Originally published by Gas2.
Production of the Chevy Bolt will be suspended by a few weeks to deal with mounting inventories. Meanwhile, the most anticipated event in the electric car world is the Tesla Model 3 party scheduled for July 28. That’s when the first
30 29 customers will receive the keys to their cars. With 400,000 reservations in hand, Tesla says it will be cranking out 5,000 Model 3 sedans a week by the end of this year.
Previously, Elon Musk said the production target was 100 vehicles in August, but a photo surfaced on the internet yesterday which shows a Model 3 with a VIN number ending in 336, which suggests production is actually ahead of schedule.

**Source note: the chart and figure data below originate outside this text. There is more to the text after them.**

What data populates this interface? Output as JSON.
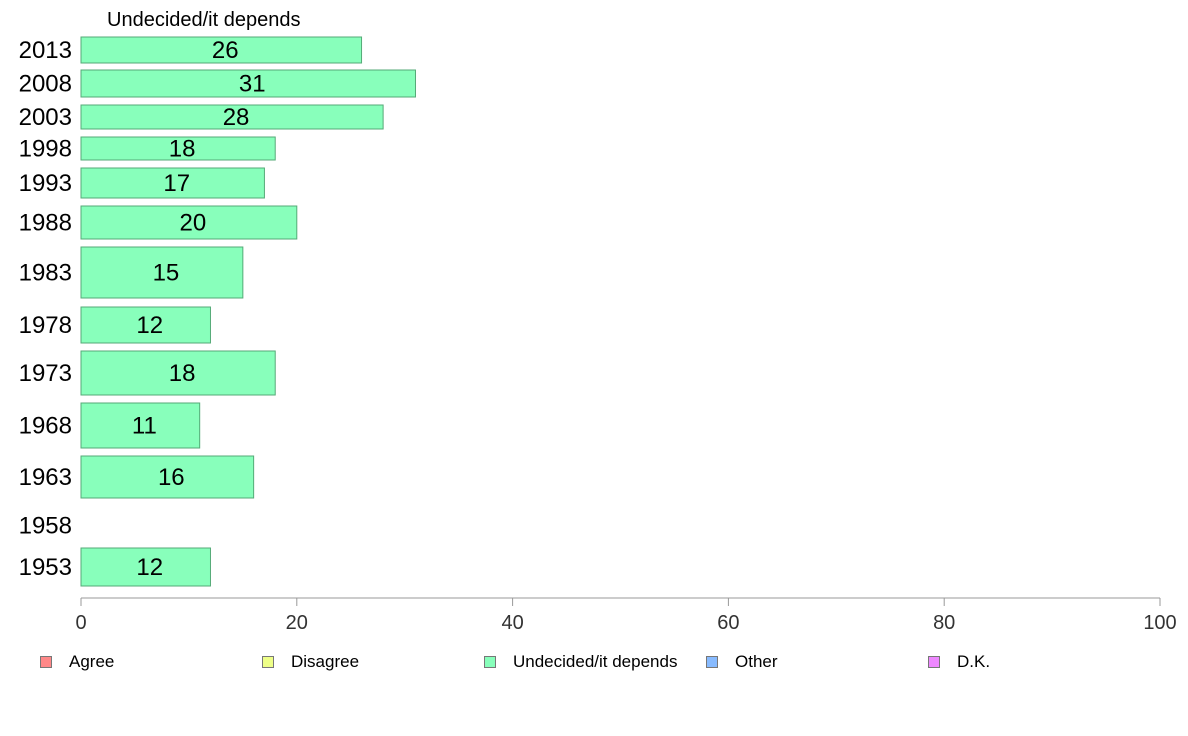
{
  "chart_data": {
    "type": "bar",
    "orientation": "horizontal",
    "title": "Undecided/it depends",
    "categories": [
      "2013",
      "2008",
      "2003",
      "1998",
      "1993",
      "1988",
      "1983",
      "1978",
      "1973",
      "1968",
      "1963",
      "1958",
      "1953"
    ],
    "series": [
      {
        "name": "Undecided/it depends",
        "color": "#88ffbb",
        "values": [
          26,
          31,
          28,
          18,
          17,
          20,
          15,
          12,
          18,
          11,
          16,
          null,
          12
        ]
      }
    ],
    "xlim": [
      0,
      100
    ],
    "xticks": [
      0,
      20,
      40,
      60,
      80,
      100
    ],
    "grid": false,
    "legend_position": "bottom"
  },
  "legend": [
    {
      "label": "Agree",
      "color": "#ff8888"
    },
    {
      "label": "Disagree",
      "color": "#eeff88"
    },
    {
      "label": "Undecided/it depends",
      "color": "#88ffbb"
    },
    {
      "label": "Other",
      "color": "#88bbff"
    },
    {
      "label": "D.K.",
      "color": "#ee88ff"
    }
  ]
}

Meanwhile, over in Motown, things are not so rosy. Chevrolet says it will extend the summer shutdown of the Orion Township factory where the Chevy Bolt and Chevy Sonic are built. The company blames the extension on slow sales of the Sonic — sales are down 37% for the year as buyers flee from small sedans — but it is also selling far fewer Bolts than expected.

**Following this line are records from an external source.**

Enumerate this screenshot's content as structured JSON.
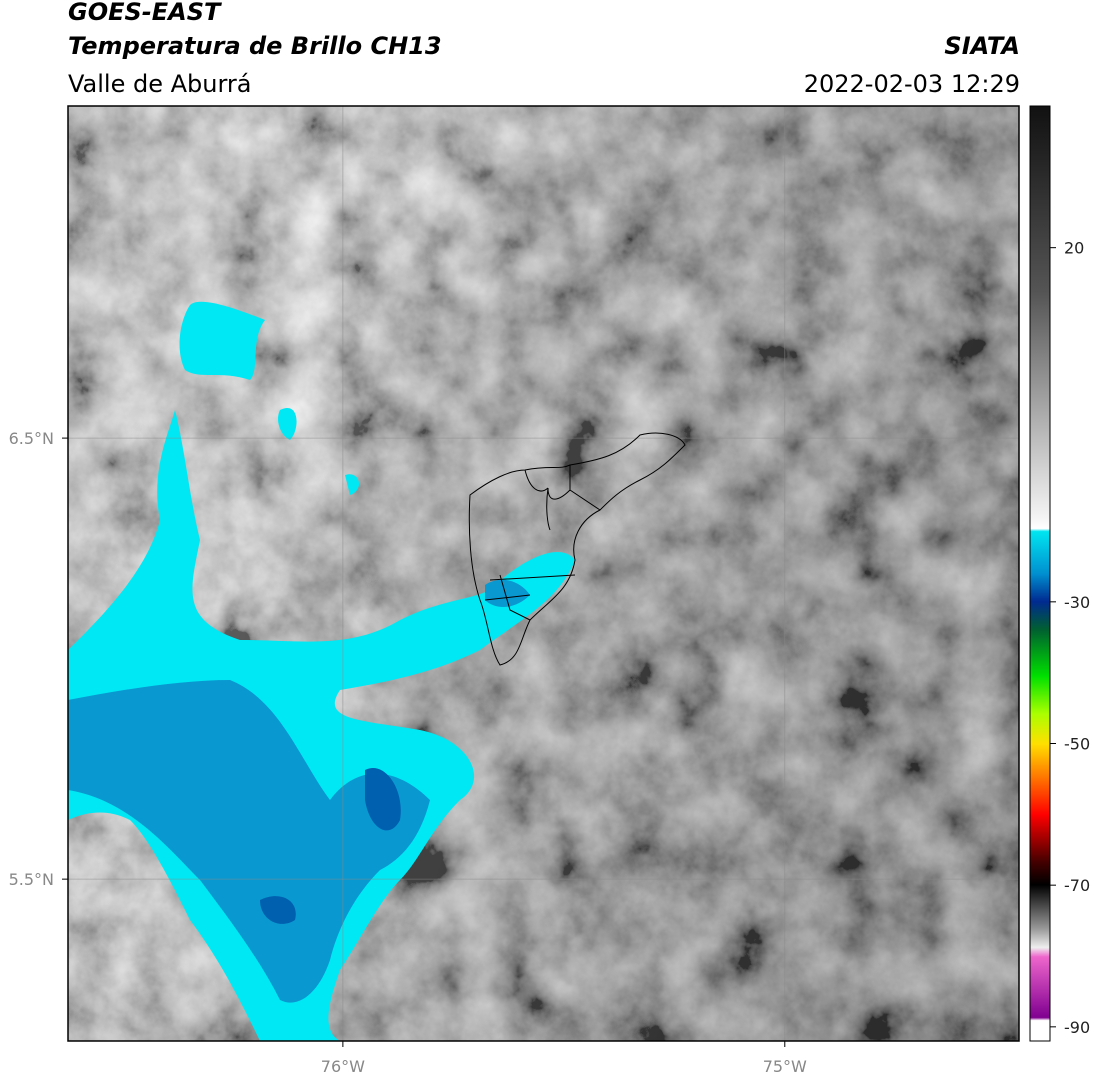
{
  "header": {
    "title": "GOES-EAST",
    "subtitle": "Temperatura de Brillo CH13",
    "region": "Valle de Aburrá",
    "source": "SIATA",
    "datetime": "2022-02-03 12:29"
  },
  "map": {
    "xlim": [
      -76.622,
      -74.47
    ],
    "ylim": [
      5.133,
      7.253
    ],
    "xticks": [
      {
        "value": -76,
        "label": "76°W"
      },
      {
        "value": -75,
        "label": "75°W"
      }
    ],
    "yticks": [
      {
        "value": 6.5,
        "label": "6.5°N"
      },
      {
        "value": 5.5,
        "label": "5.5°N"
      }
    ],
    "grid": true
  },
  "colorbar": {
    "lim": [
      -92,
      40
    ],
    "ticks": [
      20,
      -30,
      -50,
      -70,
      -90
    ]
  }
}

According to Reuters, there are now more than 6,000 unsold Bolts on hand in the US. That translates to a 111 day supply. 70 days is considered ideal. One dealer is reported to have more than 200 Bolts on its lot.

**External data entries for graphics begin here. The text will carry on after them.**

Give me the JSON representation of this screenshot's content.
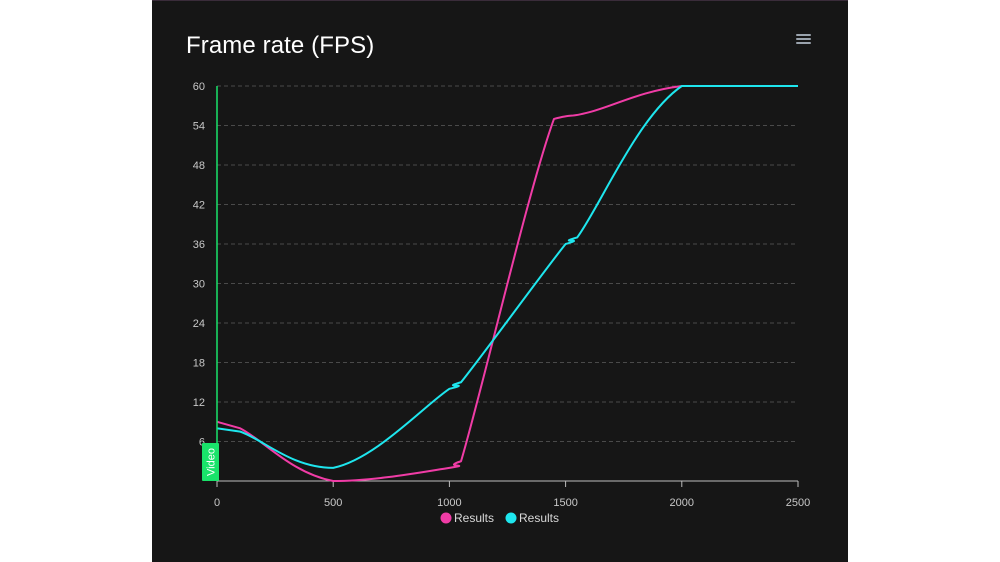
{
  "title": "Frame rate (FPS)",
  "menu_icon": "hamburger-menu-icon",
  "marker_label": "Video",
  "colors": {
    "background": "#161616",
    "grid": "#4a4a4a",
    "axis": "#bdbdbd",
    "marker": "#19e36a",
    "series_1": "#f03ca6",
    "series_2": "#1ee6ee"
  },
  "chart_data": {
    "type": "line",
    "title": "Frame rate (FPS)",
    "xlabel": "",
    "ylabel": "",
    "xlim": [
      0,
      2500
    ],
    "ylim": [
      0,
      60
    ],
    "x_ticks": [
      0,
      500,
      1000,
      1500,
      2000,
      2500
    ],
    "y_ticks": [
      6,
      12,
      18,
      24,
      30,
      36,
      42,
      48,
      54,
      60
    ],
    "grid": true,
    "legend_position": "bottom-center",
    "marker_line": {
      "x": 0,
      "label": "Video"
    },
    "series": [
      {
        "name": "Results",
        "color": "#f03ca6",
        "x": [
          0,
          100,
          500,
          1000,
          1050,
          1450,
          1600,
          2000,
          2500
        ],
        "y": [
          9,
          8,
          0,
          2,
          3,
          55,
          56,
          60,
          60
        ]
      },
      {
        "name": "Results",
        "color": "#1ee6ee",
        "x": [
          0,
          100,
          500,
          1000,
          1050,
          1500,
          1550,
          2000,
          2500
        ],
        "y": [
          8,
          7.5,
          2,
          14,
          15,
          36,
          37,
          60,
          60
        ]
      }
    ]
  }
}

Excess inventory may be one reason why Chevy opened up orders for the Bolt to all 50 states a month early. So far, 7,592 Bolt EVs have been delivered through the end of June. A company spokesperson says, “General Motors Co has extended a shutdown at the Michigan factory that builds the new Chevrolet Bolt electric car as part of a broader effort to get control of bulging inventories of unsold vehicles in the United States.”
The US automobile industry is in the midst of a sales slowdown. Compared to 2015 and 2016, when record sales brought record profits to the industry, 2017 is shaping up to be a struggle for most brands.
The traditional car companies must be tearing their hair out about Tesla. Without spending a dollar on conventional advertising, Tesla is a media darling that gets all the buzz. But it’s put up or shut up time for Tesla. It says it will be selling 500,000 cars a year by the end of 2018, five times what it sells now. Can it do that?
That extra volume will put a strain on a company that eschews franchise dealers. It will also put a strain on Tesla’s proprietary Supercharger network of high-power charging stations and on company-owned service centers, which Tesla is ramping up quickly in anticipation of the fast growth in production.
If Tesla succeeds, it will turn the automotive market upside down. Chevy’s difficulties finding buyers for the Bolt could be an omen for other manufacturers who are rushing electric cars to market. The next 12 months could be a tumultuous time to be in the car business.